You can submit data for anomaly detection in batches, or you can detect anomalies in streaming data.

The following diagram illustrates a batch processing architecture.

Description of predictions-batch-flow.png follows
Description of the illustration predictions-batch-flow.png

Batches are processed as follows:

  1. Data is collected into an Object Storage bucket from Streaming or from other databases via Oracle Data Integration.
  2. Object Storage is the landing zone for batch data to be processed by Anomaly Detection service.
  3. Data pre-processing can be accomplished on hosted applications, containers, or through serverless functions. The processed data is sent to Anomaly Detection service.
  4. Anomaly Detection service makes predictions using the model that was trained and deployed during the training phase.
  5. Inferences produced by Anomaly Detection service become immediate actions that are sent to applications or notification platforms via REST.
  6. Anomaly Detection service inference results can be stored on object storage for later use in analytics, logging, and notification services.

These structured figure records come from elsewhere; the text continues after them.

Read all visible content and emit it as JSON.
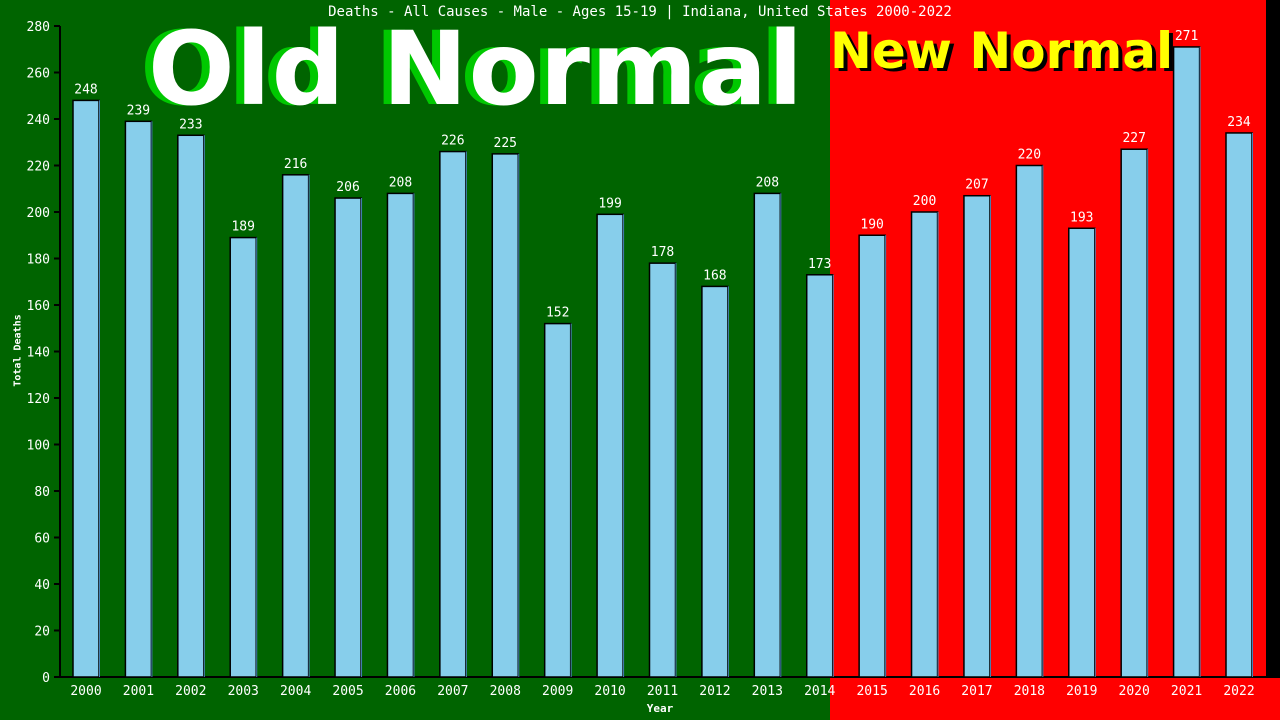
{
  "chart_data": {
    "type": "bar",
    "title": "Deaths - All Causes - Male - Ages 15-19 | Indiana, United States 2000-2022",
    "xlabel": "Year",
    "ylabel": "Total Deaths",
    "ylim": [
      0,
      280
    ],
    "yticks": [
      0,
      20,
      40,
      60,
      80,
      100,
      120,
      140,
      160,
      180,
      200,
      220,
      240,
      260,
      280
    ],
    "categories": [
      "2000",
      "2001",
      "2002",
      "2003",
      "2004",
      "2005",
      "2006",
      "2007",
      "2008",
      "2009",
      "2010",
      "2011",
      "2012",
      "2013",
      "2014",
      "2015",
      "2016",
      "2017",
      "2018",
      "2019",
      "2020",
      "2021",
      "2022"
    ],
    "values": [
      248,
      239,
      233,
      189,
      216,
      206,
      208,
      226,
      225,
      152,
      199,
      178,
      168,
      208,
      173,
      190,
      200,
      207,
      220,
      193,
      227,
      271,
      234
    ],
    "grid": false,
    "bar_color": "#87ceeb",
    "annotations": {
      "old_label": "Old Normal",
      "new_label": "New Normal",
      "old_color": "#006400",
      "new_color": "#ff0000"
    }
  }
}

The streaming architecture is more complex than the batch architecture, but is needed when you want real-time or near real-time anomaly detections.

The following diagram illustrates a streaming architecture.

Description of predictions-streaming-flow.png follows
Description of the illustration predictions-streaming-flow.png
  1. Streaming service ingests data from different streaming data sources.
  2. Data pre-processing, if needed, is accomplished on hosted applications, containers, or through serverless functions. The processed data is sent to Anomaly Detection service stream interface. If data is well known and no additional processing is required, the stream can connect directly to Anomaly Detection service.
  3. Anomaly Detection service makes predictions using the model that was trained and deployed during training phase.
  4. Anomaly Detection service posts inferences into an output stream for actions to be taken, and logging.
  5. Inferences produced by Anomaly Detection service become immediate actions that are sent to applications or notification platforms through applications on VMs or containers or through serverless Functions.
  6. The output stream from Anomaly Detection service can populate a pipeline for downstream operations and analysis.

Anomaly Detection service inference results can be stored on object storage for later use in analytics, logging, and notification services.